The DM rolls d6-3, result 5-3=2. Player says, “hey DM, can I lose my whole pack of gear for one item?” and the DM will probably glance at his gear and think, well that’s all his food and tools and he’s in the wilderness, sure let’s say yes.” and the player picks the 500 GP garnet as the second item. If the DM had said no on the backpack of gear, the player probably would have picked the garnet and the emerald. The levitation potion is worth less than that emerald, but could really come in handy on the adventure.

At no point would anybody expect him to pick the girdle, which is by far his best item, or his arms and armor. But what if he gets blasted a second time? Some hard choices. And interesting choices are what I like about D&D.

If it were a 1st level PC, with nonmagical Spear, Shield, Leather, Adventuring Gear, Sack of Coins, I think any of those would be valid choices. If he had Plate instead of Leather I’d still let him lose his Spear before his armor, since the values are within the same scale as each other. Remember, it’s fine if someone chooses to lose a Dagger +1 instead of a Crystal Ball.

Some points about this system:

1: It puts the choice in the hands of the player. He doesn’t groan that the acid pool ate away his magic boots. He chose to lose the boots because he wanted to keep something else more.
2: It’s a lot faster since the DM can tell the player to pick X items to lose and move on with the combat or answer another player’s question or whatever. It doesn’t require looking up any rules: just remember the d6-3.
3: The number of items is combined with a chance of occurence. That is, there’s a 50% chance that no items are lost, and 1 in 6 chance for each of 1, 2, or 3 items.
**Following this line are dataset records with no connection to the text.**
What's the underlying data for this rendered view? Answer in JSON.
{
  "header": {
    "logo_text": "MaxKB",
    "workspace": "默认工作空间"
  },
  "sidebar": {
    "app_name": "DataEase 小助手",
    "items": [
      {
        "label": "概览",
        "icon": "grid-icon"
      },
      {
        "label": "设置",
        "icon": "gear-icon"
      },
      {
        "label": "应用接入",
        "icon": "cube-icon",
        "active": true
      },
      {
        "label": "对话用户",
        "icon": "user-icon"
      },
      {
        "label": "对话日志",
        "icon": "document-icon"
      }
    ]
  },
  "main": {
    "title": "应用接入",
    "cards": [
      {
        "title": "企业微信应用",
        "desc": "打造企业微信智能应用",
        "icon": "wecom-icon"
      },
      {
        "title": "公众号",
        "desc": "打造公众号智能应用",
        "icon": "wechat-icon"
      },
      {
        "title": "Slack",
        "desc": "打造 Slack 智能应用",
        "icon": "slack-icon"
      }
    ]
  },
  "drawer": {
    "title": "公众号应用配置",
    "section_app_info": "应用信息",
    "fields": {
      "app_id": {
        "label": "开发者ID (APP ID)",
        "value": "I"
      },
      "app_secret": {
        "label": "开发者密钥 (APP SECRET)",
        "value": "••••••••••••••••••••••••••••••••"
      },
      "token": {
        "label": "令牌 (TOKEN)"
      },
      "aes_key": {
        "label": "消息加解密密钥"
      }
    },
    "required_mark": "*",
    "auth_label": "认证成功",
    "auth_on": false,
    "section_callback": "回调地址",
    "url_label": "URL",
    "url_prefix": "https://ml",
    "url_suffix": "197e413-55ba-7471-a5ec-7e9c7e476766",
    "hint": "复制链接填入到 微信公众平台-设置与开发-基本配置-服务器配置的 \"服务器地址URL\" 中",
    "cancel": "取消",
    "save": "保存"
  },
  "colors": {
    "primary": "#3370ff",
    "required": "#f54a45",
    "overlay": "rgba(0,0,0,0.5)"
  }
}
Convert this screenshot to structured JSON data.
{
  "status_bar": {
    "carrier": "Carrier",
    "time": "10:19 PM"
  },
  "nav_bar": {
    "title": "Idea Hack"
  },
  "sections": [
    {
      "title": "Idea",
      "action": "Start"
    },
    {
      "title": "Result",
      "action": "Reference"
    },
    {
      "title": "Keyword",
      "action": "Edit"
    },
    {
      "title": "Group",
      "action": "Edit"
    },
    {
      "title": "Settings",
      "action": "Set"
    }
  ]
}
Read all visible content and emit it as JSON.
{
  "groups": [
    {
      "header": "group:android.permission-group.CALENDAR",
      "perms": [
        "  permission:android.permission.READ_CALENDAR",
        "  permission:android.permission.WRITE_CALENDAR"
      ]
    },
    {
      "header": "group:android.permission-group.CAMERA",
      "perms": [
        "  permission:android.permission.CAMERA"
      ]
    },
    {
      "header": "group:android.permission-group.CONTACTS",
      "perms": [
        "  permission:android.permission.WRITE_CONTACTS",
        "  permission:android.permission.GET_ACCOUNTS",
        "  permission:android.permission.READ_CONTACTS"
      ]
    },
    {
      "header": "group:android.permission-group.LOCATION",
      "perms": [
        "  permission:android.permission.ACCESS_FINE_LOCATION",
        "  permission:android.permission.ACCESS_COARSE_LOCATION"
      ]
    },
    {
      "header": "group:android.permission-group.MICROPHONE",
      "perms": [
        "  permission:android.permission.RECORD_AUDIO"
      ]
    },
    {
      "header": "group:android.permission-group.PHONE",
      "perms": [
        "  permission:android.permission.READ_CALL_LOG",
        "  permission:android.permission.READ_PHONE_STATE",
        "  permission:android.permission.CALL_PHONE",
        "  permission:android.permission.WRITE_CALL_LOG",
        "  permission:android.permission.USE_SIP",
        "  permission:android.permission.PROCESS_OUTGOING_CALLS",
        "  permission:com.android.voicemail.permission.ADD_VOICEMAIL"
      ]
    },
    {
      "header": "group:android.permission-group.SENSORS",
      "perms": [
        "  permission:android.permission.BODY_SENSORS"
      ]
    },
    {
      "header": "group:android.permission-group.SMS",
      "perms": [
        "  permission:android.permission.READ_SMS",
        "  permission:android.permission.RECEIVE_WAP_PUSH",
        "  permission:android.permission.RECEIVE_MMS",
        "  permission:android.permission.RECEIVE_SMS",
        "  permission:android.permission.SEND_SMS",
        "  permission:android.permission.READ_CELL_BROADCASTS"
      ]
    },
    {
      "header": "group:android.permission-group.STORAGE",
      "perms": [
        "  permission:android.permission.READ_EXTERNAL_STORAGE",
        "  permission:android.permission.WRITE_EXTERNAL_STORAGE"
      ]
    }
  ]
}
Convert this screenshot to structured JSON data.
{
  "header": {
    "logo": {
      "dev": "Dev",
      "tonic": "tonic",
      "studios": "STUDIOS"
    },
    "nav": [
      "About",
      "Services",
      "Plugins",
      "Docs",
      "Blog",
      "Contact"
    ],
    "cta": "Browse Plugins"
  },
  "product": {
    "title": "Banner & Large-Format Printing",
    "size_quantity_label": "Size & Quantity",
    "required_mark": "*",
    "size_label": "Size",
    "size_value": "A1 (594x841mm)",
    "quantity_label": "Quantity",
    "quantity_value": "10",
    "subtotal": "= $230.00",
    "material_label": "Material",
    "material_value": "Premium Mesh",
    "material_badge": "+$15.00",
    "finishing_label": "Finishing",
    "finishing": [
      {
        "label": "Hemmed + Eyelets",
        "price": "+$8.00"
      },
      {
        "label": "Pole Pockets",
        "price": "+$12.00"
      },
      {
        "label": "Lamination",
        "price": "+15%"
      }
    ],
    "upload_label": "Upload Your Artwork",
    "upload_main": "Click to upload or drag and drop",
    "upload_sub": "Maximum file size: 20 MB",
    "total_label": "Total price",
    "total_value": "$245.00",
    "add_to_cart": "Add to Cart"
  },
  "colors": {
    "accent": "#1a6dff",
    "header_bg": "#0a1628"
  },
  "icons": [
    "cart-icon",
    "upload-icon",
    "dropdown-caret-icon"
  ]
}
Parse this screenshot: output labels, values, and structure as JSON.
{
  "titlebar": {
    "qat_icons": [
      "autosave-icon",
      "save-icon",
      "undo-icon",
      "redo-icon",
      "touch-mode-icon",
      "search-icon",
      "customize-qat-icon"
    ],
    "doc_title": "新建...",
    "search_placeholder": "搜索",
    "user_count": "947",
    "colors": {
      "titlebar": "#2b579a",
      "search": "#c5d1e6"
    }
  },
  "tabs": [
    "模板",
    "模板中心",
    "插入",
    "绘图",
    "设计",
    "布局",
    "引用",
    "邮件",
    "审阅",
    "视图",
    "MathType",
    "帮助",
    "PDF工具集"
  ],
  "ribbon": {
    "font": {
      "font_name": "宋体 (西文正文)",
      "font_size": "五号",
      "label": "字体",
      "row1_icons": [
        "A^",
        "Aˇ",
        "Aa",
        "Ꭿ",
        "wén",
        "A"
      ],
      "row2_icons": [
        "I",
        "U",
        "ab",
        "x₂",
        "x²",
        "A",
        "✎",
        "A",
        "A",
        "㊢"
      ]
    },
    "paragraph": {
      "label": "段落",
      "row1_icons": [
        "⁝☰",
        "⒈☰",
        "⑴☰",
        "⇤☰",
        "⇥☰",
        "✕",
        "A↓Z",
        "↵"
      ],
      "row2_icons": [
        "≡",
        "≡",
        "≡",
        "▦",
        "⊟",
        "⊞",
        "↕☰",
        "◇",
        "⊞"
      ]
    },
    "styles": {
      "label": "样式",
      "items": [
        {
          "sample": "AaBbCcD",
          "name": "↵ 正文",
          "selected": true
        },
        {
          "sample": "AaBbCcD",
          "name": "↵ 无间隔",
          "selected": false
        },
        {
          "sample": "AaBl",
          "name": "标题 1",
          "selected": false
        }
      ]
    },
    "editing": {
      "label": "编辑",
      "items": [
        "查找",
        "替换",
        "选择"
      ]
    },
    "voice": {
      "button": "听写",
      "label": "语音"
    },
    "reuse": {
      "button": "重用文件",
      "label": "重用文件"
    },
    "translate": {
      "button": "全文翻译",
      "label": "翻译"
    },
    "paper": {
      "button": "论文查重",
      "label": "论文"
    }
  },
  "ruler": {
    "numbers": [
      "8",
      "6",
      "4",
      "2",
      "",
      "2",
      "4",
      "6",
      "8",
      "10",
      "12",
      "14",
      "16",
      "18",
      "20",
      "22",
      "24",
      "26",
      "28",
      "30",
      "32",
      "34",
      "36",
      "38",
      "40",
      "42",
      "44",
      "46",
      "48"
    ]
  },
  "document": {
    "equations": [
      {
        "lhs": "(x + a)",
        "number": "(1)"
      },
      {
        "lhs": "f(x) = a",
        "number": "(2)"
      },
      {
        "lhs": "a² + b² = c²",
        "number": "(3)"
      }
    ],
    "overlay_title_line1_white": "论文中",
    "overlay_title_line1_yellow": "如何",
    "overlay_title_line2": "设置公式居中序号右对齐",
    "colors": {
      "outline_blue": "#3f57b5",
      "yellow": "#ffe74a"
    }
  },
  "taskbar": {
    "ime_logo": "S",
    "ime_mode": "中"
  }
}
If that still seems harsh, you can modify the die down for less-damaging effects like Cold or Crushing Blow. You could also be a nice DM and say “since it was a fall I’ll let you break your lantern for one of your picks if you like” and the player can take you up on it – totally an ad hoc thing. Of course, if the lantern breaks you’re without ilght and covered in lamp oil … Furthermore in my experience, even people with a lot of stuff will tend to lose 0-2 items to a round of item saves, so the chance and the amount seem reasonable.
4: Players who don’t understand or intentionally try to scam the system (the bag-of-rat-pelts from the older post) should hand the character sheet to the DM and he will pick the items to be destroyed. This gives the player an idea of what the DM would do if he were playing, so the DM should pick the cheapest legitimate item choices rather than the PC’s best items. Mechanically it’s the same as having the player choose (and this is a case where the DM needs to favor the player rather than be impartial since he’s acting on the player’s behalf) but I think most players will prefer to choose their own misery. If a player really doesn’t want to choose, he can ask the DM to choose or have another player do it. It doesn’t really matter.
5: There’s a good reason to carry backup weapons, potions, generally just to keep magic items instead of selling them (I know, some people just sell all the stuff they won’t use tomorrow). It also encourages carrying those items instead of stowing them safely at the home base.
6: What happens when the guy carrying some party treasure decides to sacrifice the nice magic sword the party just found instead of burning up his own equipment? Again, interesting choices with important results.